Keedoozle was years ahead of its time
Technical issues plagued Keedoozle almost from day one. The conveyer belts often couldn't keep up with the rush of customers during peak hours, and the electric signals weren't precise enough to get every order right. Clerks still were needed for the operation, too, as humans had to load the conveyor belts behind the scenes. It was here, in one of Keedoozle's earliest test runs, that a reporter was almost crushed under a spilled pile of canned turnips. Ironically, the cost of Keedoozle was also too high to compete with self-service supermarkets since the technology was more expensive to upkeep.
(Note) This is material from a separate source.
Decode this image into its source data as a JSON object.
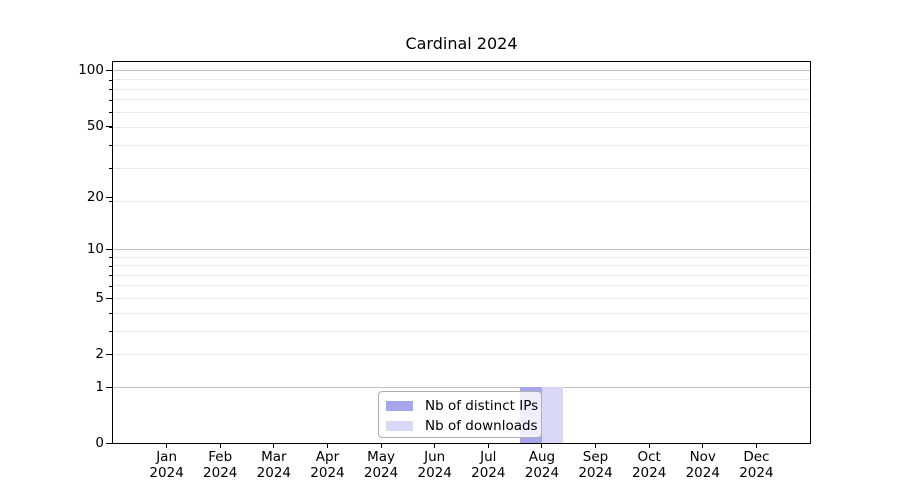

Keedoozle came off the market in 1949, draining Saunders of a then-whopping $170,000 fortune. Not one to take a loss easily, the inventor blamed Keedoozle's failure on the customers, proclaiming that his concept was "too much for the average brain to comprehend." Despite his bitterness, he was truly ahead of his time. Companies like Amazon have been attempting to integrate more automation into grocery shopping, and although customers still pick up items off of shelves without the use of futuristic concepts like Saunders' conveyor belt and keyhole system, Kroger's robotic delivery system sounds pretty darn close. Supermarkets wouldn't be what they are today without Saunders; perhaps his more far-out ideas could find a place in the near future.